Mumbai-resident Nandgopal Radhakrishnan had three sons, Nikhil, Anay and Vivek and a daughter, Manjula. Since his best friend Ashok Kumar was childless, he decided to give his eldest son Nikhil in adoption. In the course of time, Radhakrishnan’s two sons passed away and he married off his daughter.
When it was time for Radhakrishnan to give his moveable and immoveable assets to his only daughter, Nikhil threw spanner in the works to claim his share. He filed a partition suit but lost the case. MakaaniQ tells you why Nikhil’s contention didn’t hold much water.

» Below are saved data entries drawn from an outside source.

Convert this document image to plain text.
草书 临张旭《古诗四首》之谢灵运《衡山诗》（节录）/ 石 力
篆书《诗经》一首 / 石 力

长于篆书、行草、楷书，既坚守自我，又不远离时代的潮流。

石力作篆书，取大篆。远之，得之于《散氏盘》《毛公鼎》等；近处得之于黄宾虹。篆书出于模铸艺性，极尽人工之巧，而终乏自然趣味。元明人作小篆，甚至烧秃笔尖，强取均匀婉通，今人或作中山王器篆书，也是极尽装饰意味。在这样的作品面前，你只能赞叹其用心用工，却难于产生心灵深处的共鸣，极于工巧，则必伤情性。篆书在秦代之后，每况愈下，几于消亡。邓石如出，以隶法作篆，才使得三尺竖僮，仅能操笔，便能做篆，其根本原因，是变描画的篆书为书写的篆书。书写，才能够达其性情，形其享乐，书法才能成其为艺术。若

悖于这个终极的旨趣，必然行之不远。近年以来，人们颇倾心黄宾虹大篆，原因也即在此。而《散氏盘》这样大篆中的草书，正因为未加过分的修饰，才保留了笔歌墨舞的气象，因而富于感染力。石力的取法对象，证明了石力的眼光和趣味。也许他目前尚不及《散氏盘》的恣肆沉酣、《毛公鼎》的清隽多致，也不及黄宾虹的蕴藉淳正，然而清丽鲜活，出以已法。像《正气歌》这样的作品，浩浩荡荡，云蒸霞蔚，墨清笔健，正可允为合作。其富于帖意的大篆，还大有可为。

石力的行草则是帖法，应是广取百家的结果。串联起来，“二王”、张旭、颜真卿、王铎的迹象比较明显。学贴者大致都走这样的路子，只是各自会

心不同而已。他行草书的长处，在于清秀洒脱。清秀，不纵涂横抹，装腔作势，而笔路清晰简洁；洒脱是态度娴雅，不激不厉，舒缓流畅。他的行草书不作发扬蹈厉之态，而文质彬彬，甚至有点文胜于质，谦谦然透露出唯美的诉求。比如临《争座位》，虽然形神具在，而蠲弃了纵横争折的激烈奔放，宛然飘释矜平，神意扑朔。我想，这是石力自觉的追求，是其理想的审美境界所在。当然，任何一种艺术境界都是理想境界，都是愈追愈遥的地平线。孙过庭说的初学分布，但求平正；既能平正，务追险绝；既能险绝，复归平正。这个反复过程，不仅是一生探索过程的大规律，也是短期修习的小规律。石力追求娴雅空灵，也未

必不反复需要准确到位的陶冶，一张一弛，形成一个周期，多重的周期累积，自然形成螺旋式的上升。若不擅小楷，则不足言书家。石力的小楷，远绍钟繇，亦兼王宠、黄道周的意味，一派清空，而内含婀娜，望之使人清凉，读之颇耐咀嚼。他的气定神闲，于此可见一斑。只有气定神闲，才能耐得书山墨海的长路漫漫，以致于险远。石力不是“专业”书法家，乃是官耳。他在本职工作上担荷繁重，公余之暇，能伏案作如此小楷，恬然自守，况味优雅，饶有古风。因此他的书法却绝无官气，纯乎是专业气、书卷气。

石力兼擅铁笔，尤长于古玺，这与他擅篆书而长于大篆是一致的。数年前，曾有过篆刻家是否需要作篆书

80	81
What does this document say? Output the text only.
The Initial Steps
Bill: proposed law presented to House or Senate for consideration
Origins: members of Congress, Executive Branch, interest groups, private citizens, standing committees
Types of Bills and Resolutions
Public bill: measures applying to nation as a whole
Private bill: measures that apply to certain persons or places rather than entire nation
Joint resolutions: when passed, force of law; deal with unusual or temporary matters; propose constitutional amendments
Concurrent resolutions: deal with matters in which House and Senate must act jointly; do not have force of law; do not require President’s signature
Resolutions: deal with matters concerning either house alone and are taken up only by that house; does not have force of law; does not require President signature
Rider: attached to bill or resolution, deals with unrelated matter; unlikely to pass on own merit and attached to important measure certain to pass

According to Hindu Adoptions and Maintenance Act, 1956, after adoption, the adopted son/daughter lose all the rights of a son/daughter in their biological family, including the right to claim any share in the estate of the biological father or relations, or any stake in the coparcenary property. The only exception where an adopted child is not entitled to the full rights of a biological child in the adoptive family were if he/she was adopted by a disqualified heir.
The child is entitled to inherit from his adoptive father and other lineal descendants, like a biological heir. At the same time, the adoptive father and his relations too are entitled to inherit from the adopted boy. A child can only be adopted if he/she is Hindu, not previously adopted, unmarried and has not turned fifteen yet.
The property rights of an adopted son/daughter are limited only to inherit the property of his/her adoptive parents. But, at the same time, if the natural parents want to give their property to their natural child, they may do it by way of gift or will.
Thus, it can be inferred that for all intents and purposes, the adopted child is treated like a biological child into the family into which he/she has been adopted and is considered the descendant of the family.